Science fiction spoiled the future
JUNE 6TH, 2016 — POST 154
Like countless science fiction screenwriters and authors, I spent the bulk of the weekend thinking about what exactly “neural lace” (or a neural lace?) even is. I mean, I get the principle that Elon Musk detailed during his time on the stage at Code Conference that I alluded to on Saturday but there are still a lot of gaps that fictionists are undoubtedly rushing to fill in their own works. It seems that the press has taken some time to digest the whole thing to. The “Elon Musk thinks we’re living in a computer game!” pieces were up within an hour of the interview, but those mentioning the brain-computer interface rapidly carving its name into the cultural lexicon are only now starting to trickle out.
Quartz has a story on that obliquely touches on the neural lace concept through an interview with University of Adelaide scientists about their new book that posits technology as increasingly embedded within human evolution. Whilst the piece talks about a cyborg future that the book, The Dynamic Human, describes, it also includes mention of the only person I’ve ever heard identify as a cyborg. The hero image on the article is of Neil Harbisson and his unique modification. Harbisson is colourblind and a small sensor that hangs out in front of his eyes like the lure of an angler fish detects colour and reconfigures them for direct stimulation of Harbisson’s brain which he interprets as sound. The part of the electromagnetic spectrum we recognise as visible light and colour plays like a violin for Harbisson. The talk he gave at TED a few years ago first brought Harbisson to my attention. I remember prickling somewhat at his self-identification as a cyborg. I thought I knew what cyborgs were: they fought evil, or they were the evil. They had entire limbs as exposed circuitry, metal, and blinking lights. They weren’t some chipper guy on a stage with a sensor between his eyes.

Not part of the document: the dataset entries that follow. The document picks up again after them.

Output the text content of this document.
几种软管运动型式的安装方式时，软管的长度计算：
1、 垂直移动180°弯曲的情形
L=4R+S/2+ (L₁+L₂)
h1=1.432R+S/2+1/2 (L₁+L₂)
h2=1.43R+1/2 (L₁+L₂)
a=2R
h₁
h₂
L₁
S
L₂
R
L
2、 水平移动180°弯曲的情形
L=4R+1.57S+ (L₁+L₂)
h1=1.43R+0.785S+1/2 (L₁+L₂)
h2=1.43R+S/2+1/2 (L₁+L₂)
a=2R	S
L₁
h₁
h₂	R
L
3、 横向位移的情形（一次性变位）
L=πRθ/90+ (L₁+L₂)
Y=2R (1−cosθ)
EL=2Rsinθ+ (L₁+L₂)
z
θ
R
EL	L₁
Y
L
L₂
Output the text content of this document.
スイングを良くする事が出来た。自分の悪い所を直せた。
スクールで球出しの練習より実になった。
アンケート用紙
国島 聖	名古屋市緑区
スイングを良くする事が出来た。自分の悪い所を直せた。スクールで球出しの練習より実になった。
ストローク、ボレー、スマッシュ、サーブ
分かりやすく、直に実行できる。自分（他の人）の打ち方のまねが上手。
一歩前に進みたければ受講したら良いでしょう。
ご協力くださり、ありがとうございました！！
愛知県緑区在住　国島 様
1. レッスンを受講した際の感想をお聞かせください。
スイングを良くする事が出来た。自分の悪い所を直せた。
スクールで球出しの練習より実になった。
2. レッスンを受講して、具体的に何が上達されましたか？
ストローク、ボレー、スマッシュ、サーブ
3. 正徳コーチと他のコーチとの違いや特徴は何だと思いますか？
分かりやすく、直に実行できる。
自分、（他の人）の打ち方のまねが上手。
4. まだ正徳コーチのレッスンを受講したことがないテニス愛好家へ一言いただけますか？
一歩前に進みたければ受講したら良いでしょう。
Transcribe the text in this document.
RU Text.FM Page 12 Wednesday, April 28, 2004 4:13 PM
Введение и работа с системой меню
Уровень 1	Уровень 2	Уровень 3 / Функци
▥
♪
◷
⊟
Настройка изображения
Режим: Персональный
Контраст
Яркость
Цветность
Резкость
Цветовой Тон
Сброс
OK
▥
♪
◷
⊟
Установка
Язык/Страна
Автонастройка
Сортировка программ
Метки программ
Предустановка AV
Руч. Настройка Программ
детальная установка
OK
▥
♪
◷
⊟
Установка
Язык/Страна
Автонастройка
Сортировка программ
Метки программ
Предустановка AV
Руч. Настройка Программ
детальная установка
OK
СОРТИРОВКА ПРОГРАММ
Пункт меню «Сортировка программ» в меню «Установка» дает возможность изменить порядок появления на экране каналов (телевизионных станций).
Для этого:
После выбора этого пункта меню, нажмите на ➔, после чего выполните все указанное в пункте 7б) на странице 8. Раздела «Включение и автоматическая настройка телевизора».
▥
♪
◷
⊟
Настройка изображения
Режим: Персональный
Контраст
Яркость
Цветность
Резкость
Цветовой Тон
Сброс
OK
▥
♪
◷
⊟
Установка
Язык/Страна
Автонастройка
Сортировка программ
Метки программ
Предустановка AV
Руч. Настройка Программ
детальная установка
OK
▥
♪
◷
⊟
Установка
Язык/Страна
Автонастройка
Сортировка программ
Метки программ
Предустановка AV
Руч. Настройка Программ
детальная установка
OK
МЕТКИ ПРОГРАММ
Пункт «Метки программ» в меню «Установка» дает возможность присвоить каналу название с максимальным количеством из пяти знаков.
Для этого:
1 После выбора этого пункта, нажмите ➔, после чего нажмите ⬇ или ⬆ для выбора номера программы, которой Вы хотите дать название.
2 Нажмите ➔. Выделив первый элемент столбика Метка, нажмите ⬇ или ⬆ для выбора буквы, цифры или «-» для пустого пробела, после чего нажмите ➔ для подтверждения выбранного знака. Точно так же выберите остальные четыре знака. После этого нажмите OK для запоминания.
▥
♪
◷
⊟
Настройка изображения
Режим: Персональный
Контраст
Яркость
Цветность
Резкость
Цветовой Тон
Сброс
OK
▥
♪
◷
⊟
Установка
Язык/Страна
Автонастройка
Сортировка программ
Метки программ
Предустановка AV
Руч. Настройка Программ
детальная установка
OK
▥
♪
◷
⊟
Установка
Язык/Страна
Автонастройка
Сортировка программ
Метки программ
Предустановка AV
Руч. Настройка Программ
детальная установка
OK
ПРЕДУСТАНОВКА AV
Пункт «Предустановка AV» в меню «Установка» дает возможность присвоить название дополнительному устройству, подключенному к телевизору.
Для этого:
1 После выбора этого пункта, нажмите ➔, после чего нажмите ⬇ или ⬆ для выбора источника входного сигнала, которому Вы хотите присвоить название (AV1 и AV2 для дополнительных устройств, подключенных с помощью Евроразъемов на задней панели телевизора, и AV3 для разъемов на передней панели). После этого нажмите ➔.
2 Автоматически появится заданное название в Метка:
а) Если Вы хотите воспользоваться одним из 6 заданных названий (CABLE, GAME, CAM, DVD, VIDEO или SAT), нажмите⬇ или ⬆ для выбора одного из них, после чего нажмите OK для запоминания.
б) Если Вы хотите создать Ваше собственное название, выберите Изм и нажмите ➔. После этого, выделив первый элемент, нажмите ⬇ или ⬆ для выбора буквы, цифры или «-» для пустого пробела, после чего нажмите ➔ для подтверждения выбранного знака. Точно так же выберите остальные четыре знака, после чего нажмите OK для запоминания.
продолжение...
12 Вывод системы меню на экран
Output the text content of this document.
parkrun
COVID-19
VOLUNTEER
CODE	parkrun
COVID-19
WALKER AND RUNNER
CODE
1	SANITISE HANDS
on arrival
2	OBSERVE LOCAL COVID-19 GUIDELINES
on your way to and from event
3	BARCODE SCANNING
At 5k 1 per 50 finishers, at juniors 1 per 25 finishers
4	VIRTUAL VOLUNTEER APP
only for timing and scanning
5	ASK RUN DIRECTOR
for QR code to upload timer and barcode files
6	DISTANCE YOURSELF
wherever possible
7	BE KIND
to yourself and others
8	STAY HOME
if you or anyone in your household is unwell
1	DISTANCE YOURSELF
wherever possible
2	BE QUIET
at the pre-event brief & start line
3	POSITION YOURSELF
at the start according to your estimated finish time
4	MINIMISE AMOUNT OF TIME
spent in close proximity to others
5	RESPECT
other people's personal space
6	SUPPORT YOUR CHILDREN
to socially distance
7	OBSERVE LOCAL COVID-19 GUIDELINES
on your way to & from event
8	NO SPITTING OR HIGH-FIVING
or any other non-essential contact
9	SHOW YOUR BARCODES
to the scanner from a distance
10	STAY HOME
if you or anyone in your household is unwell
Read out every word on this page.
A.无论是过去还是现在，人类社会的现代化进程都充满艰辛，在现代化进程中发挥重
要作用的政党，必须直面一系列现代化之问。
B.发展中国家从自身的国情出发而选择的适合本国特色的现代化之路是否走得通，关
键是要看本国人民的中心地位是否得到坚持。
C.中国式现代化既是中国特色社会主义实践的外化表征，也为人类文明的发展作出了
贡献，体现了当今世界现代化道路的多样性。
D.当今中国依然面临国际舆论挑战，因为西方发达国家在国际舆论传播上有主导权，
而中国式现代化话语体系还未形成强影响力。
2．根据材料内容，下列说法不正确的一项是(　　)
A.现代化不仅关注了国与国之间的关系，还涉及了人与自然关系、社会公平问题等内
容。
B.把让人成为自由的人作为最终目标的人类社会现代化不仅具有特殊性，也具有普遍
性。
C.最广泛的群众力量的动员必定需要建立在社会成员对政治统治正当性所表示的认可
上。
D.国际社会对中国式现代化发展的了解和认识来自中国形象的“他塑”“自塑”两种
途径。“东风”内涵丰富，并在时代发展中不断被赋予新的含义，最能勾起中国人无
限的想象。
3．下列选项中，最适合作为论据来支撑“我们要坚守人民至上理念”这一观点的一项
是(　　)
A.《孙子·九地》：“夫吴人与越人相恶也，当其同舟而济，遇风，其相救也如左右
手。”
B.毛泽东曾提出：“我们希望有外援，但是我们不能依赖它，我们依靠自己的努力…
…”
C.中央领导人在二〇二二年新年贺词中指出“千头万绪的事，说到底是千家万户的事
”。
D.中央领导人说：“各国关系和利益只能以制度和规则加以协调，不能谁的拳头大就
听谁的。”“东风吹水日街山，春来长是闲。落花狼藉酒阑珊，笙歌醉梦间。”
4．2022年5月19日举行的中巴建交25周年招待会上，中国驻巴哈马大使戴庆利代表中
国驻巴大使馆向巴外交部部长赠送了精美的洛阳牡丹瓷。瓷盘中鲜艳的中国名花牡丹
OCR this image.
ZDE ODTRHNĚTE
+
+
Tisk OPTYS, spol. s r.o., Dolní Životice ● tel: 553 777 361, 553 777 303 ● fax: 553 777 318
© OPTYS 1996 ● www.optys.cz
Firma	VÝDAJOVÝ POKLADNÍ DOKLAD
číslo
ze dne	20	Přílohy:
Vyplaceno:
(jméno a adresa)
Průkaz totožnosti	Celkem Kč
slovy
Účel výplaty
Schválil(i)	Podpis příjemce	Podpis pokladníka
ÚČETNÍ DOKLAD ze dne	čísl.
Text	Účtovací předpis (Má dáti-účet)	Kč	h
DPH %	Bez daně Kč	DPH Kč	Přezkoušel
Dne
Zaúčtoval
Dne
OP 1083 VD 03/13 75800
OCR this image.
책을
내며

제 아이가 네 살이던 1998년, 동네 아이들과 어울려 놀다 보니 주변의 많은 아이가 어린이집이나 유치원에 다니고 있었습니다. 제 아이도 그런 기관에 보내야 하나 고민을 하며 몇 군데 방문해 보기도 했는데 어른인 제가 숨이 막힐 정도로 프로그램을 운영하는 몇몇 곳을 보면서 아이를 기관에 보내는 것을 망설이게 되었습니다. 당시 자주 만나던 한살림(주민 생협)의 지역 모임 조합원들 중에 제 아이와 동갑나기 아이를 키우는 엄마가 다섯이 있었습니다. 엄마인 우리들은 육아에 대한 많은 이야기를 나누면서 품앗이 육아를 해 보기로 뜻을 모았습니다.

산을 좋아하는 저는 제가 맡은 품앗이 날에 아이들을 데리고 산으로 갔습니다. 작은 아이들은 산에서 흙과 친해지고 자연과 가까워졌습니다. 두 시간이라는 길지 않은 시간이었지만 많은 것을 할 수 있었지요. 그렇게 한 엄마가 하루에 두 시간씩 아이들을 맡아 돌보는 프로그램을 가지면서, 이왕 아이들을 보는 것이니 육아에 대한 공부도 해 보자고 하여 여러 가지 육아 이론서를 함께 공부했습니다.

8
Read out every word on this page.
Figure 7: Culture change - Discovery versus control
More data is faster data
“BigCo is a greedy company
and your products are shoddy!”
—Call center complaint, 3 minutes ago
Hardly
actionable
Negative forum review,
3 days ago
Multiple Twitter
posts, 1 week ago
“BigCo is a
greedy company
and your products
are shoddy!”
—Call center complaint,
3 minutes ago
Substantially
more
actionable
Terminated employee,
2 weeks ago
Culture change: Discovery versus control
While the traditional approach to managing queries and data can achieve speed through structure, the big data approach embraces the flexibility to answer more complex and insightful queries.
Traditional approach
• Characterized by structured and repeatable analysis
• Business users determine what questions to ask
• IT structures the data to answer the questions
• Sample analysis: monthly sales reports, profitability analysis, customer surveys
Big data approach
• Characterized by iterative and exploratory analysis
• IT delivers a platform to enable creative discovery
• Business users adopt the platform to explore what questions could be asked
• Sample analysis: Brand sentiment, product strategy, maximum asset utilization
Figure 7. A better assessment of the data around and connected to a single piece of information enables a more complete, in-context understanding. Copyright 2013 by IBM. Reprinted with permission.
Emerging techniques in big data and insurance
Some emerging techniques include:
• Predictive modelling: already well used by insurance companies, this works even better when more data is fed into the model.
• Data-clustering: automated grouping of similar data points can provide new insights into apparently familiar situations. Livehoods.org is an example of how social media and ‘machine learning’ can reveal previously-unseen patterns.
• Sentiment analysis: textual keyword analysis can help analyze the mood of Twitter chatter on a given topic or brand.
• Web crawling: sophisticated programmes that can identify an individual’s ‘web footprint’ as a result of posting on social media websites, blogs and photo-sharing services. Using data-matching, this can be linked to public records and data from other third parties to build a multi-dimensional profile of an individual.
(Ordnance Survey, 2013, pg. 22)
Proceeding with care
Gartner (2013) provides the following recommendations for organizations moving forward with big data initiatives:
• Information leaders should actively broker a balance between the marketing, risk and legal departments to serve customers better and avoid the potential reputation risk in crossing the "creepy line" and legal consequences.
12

One of the most difficult things to work through with reference to the ideas Elon Musk put forward during his Code Conference interview is that whilst he will talk of the future (or some in a set of conceivable branching future paths) we’ve already been there, done that, bought the neural lace. Whether in novels like the seminal Neuromancer, or animes like Ghost In The Shell, science fiction has made and remade the future time and time again.
The frankly idiotic input method shown in the movie adaptation of Philip K. Dick’s Minority Report is still seemingly the gold standard by which we measure motion-based input. And there’s the ultimate cliché, so cliché it became it’s own adjective, of the “Orwellian surveillance state” that was “predicted” in George Orwell’s 1984. Even if we’re only now approaching the technical means to execute on some of the wilder possible futures envisaged in the great works of science fiction, I doubt anyone will be that impressed.
What the futures prescribed in science fiction do is in some sense annihilate the public’s capacity to understand our own development as wholly distinct from those works of fiction. These people with get implanted with neural lace and shrug saying “Professor X had it better with Cerebro”. These people will be shipped to Mars, only to kick at the dust whilst lamenting “McConaughey got a better deal in Intersteller. These people will buy an autonomous android “house servant” and they’ll send them back because “She’s not at hot as Alicia Vikkander in Ex Machina”. We all fall prey to the mundanity of ubiquity, despite the computational power and digital liberty graced to us by developments in telecommunications because, well, Dick Tracy had it first. As frankly monumental as the Hyperloop, the first Martian colony, or the neural lace will be, they’ll all suck.